Répliques – Franck Tomps
Alors que l’actualité met en lumière l’île de Mayotte de la manière la plus dramatique qui soit, Répliques du photographe Franck Tomps, paru aux éditions Loco, offre un vaste panorama de la situation actuelle de cet espace.
Le projet, lauréat de la Grande Commande de la BNF, est unique en son genre puisqu’il est le premier avec un parti-pris artistique mené sur ce territoire.
Mayotte, que nous connaissons malheureusement trop peu en métropole, est située dans l’Océan Indien, à quelques distances des côtes de Madagascar. Autour d’elle, au sein d’un lagon unique, se trouvent les îles de Grande Comores, Anjouan, Mohéli. Mais la spécificité mahoraise tient dans le fait qu’elle est le 101éme département français depuis 2011 et qu’elle bat le record du plus pauvre puisque le revenu moyen est de 282€. Alors que la vie y est difficile, notamment par l’héritage post-colonial, les soucis d’insécurité, de migrations internes, il y a tout de même un mouvement de modernisation sociale, économique. Il ne faut pas oublier, de surcroît, que la culture y est à la fois africaine et musulmane, assez éloignée de celle à laquelle nous sommes habitués, mais que nous sommes pourtant en France.
Ce sont ces divers aspects que Répliques éclaire.

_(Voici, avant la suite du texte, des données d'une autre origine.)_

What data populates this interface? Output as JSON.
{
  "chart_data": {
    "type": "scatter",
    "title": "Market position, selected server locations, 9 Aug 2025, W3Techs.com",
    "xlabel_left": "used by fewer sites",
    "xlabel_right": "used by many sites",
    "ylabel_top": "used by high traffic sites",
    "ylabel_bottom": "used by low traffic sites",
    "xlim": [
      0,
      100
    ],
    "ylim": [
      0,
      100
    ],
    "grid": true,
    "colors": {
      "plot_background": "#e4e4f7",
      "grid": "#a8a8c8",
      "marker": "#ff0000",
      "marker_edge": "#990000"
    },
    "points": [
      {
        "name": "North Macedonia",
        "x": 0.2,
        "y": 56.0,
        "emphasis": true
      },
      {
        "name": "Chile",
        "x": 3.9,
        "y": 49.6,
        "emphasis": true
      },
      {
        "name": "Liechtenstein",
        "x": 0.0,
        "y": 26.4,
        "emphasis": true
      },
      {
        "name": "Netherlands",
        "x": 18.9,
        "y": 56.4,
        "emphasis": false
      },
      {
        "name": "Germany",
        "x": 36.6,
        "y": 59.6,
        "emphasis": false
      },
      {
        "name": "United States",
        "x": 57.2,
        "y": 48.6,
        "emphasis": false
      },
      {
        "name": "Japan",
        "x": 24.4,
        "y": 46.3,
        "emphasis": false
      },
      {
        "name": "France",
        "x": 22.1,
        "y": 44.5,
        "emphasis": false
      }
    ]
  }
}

Deux jeunes hommes posent fièrement raquette de tennis en main. Le feu dévore la broussaille, on s’apprête peut-être à mettre en culture. Un texte nous rappelle que l’endroit fut terre d’esclavage. Un enfant dort, un homme à genoux prie, un mouton écorché, des bananes, base de l’alimentation, des mots aussi qui évoquent l’identité, le déracinement, la fuite, la pauvreté… On croise des militaires, des migrants, des hommes, des femmes, un peuple et une culture. Les photographies explorent des aspects si variés, si contradictoires parfois, que la polysémie de Mayotte nous submerge.

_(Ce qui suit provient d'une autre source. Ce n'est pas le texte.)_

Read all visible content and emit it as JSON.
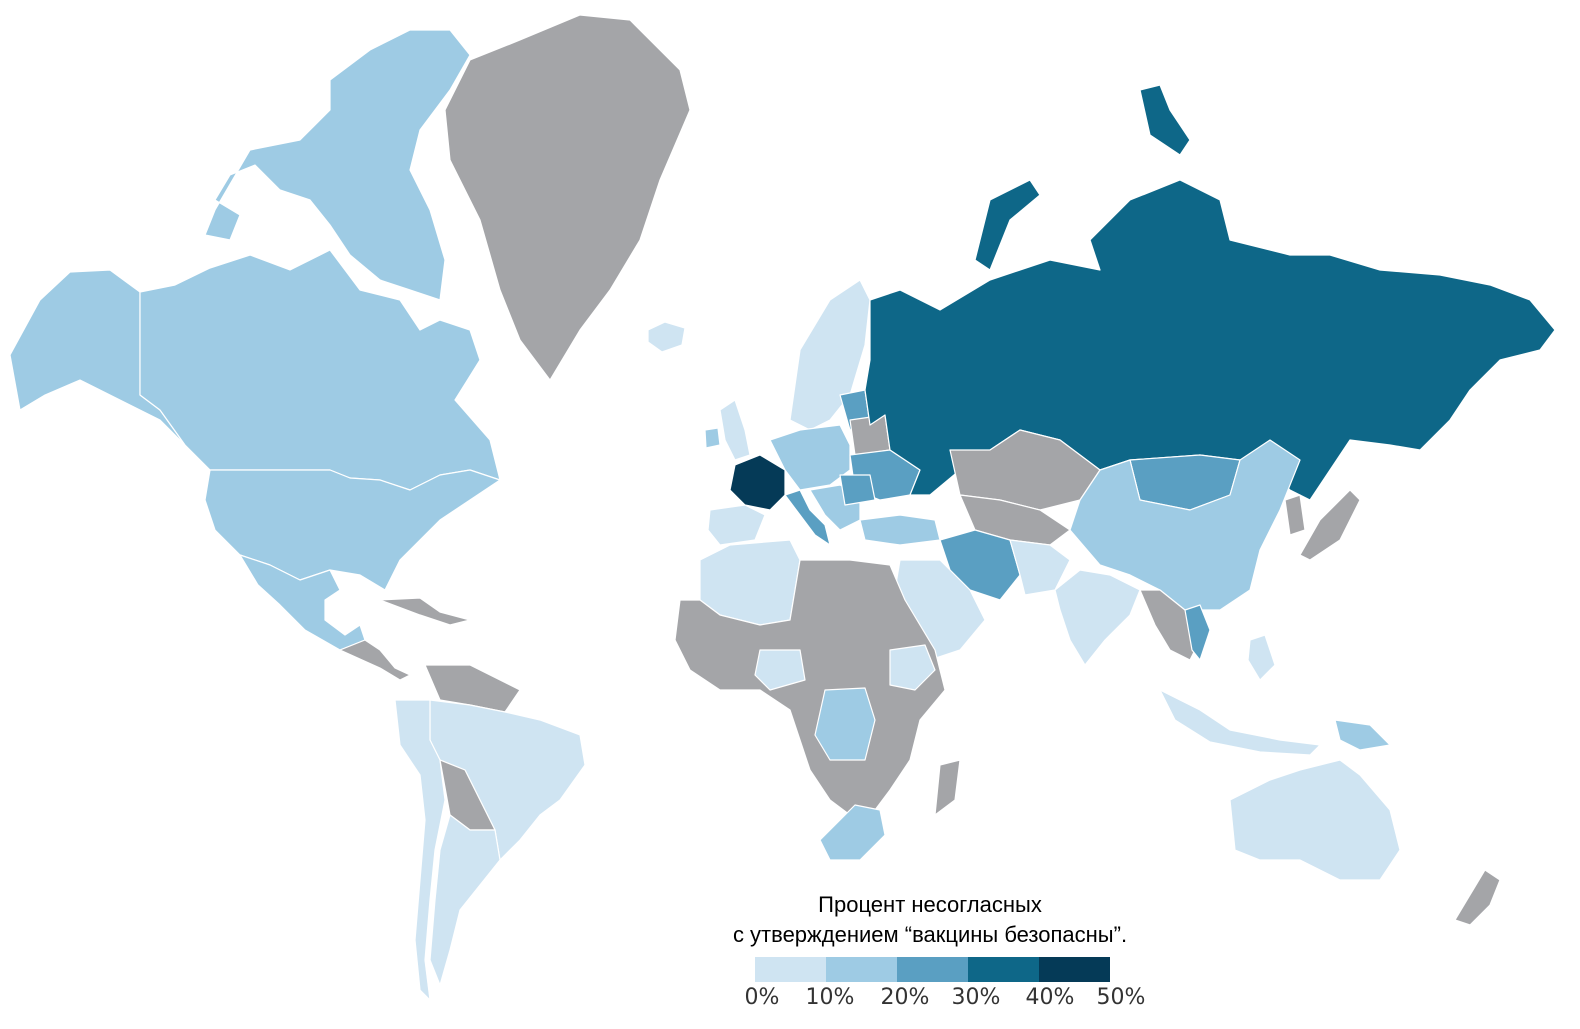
{
  "legend": {
    "title_line1": "Процент несогласных",
    "title_line2": "с утверждением “вакцины безопасны”.",
    "ticks": [
      "0%",
      "10%",
      "20%",
      "30%",
      "40%",
      "50%"
    ],
    "colors": [
      "#cfe4f2",
      "#9ecbe4",
      "#5a9fc2",
      "#0e6788",
      "#053a57"
    ]
  },
  "map": {
    "no_data_color": "#a4a5a8",
    "border_color": "#ffffff",
    "regions": [
      {
        "name": "Greenland",
        "bin": "no-data"
      },
      {
        "name": "Canada",
        "bin": "10-20%"
      },
      {
        "name": "United States",
        "bin": "10-20%"
      },
      {
        "name": "Alaska",
        "bin": "10-20%"
      },
      {
        "name": "Mexico",
        "bin": "10-20%"
      },
      {
        "name": "South America (most)",
        "bin": "0-10%"
      },
      {
        "name": "Russia",
        "bin": "30-40%"
      },
      {
        "name": "France",
        "bin": "40-50%"
      },
      {
        "name": "Mongolia",
        "bin": "20-30%"
      },
      {
        "name": "Iran",
        "bin": "20-30%"
      },
      {
        "name": "China",
        "bin": "10-20%"
      },
      {
        "name": "India",
        "bin": "0-10%"
      },
      {
        "name": "Australia",
        "bin": "0-10%"
      },
      {
        "name": "DR Congo",
        "bin": "10-20%"
      },
      {
        "name": "South Africa",
        "bin": "10-20%"
      },
      {
        "name": "Kazakhstan",
        "bin": "no-data"
      },
      {
        "name": "Africa (most)",
        "bin": "no-data"
      }
    ]
  }
}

On ne sait rien de nos territoires outre-mer. À peine quelques images d’Épinal de plages au sable blanc, de mer turquoise. Mais la réalité crue nous échappe parce que nous n’y avons pas particulièrement accès et que les pouvoirs publics, les médias métropolitains les évoquent uniquement quand tout va mal. Ils sont les parents pauvres de la République.
Or, le travail photographique de Franck Tomps s’attache à narrer l’interligne, le non-dit, non su du lieu. Mayotte n’est pas qu’un confetti au milieu d’un océan immense qui permet à la France d’asseoir sa puissance maritime et géostratégique. Ce sont des femmes, des hommes, des enfants qui parfois vivent dans le dénuement le plus total, des êtres de chair et de sang aux passés complexes, douloureux, à la culture protéiforme, mais aussi des citoyens avec les mêmes droits, devoirs que nous, la même école, la même république.

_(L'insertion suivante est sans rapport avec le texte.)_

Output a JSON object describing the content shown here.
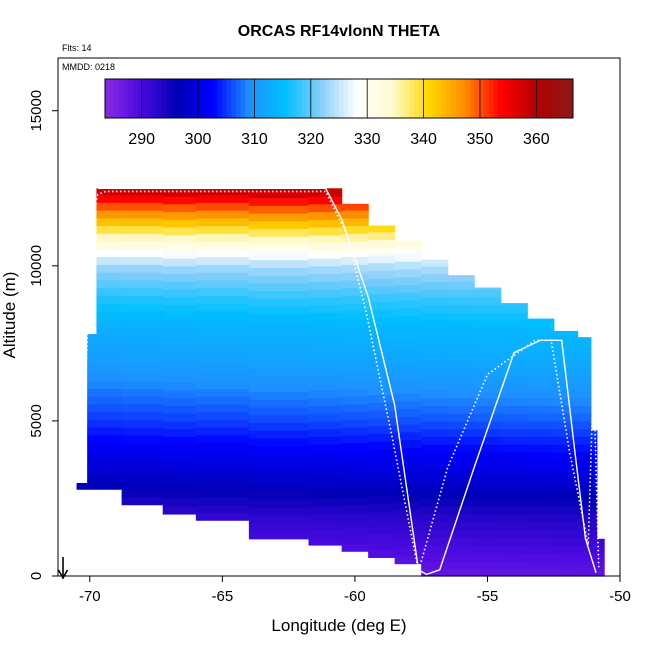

La force des images de Répliques tient à ça, en cette capacité à nous mener à la rencontre de. Il y a une réelle beauté dans ces portraits, ces natures mortes, ces paysages. Une beauté en décalage parce que là-bas ne ressemble pas à ici, mais là-bas, c’est aussi ici. Il est impératif de comprendre cette dichotomie pour comprendre ce qui se joue.
On peut s’interroger sur le devenir de ces espaces ultramarin à moyen et long terme. Ils semblent délaissés par les pouvoirs publics (un certain ministre n’a-t-il pas préféré Pau à Mamoudzou ?), en déshérence complète quelques fois. Pourtant, chacune des images contient autre chose, une force, une puissance de vie, de bouleversements à venir, de révélations qu’il devient urgent de reconsidérer ce regard trop souvent condescendant.
Le sous-titre du livre est Mayotte en république. Tout est dit. L’île ne saurait être abandonnée, ces habitants non plus puisqu’ils sont français, françaises.
Répliques nous invite de la plus belle manière qui soit à prendre la mesure de cette situation. Derrière le paradoxe des images, des lieux, des cultures qui nous paraissent si différentes, on trouve nos frères et sœurs en liberté, égalité et fraternité.
Espérons qu’un jour, la République française une et indivisible en prenne vraiment conscience et qu’elle voit en eux la force vive d’une nation pluriculturelle.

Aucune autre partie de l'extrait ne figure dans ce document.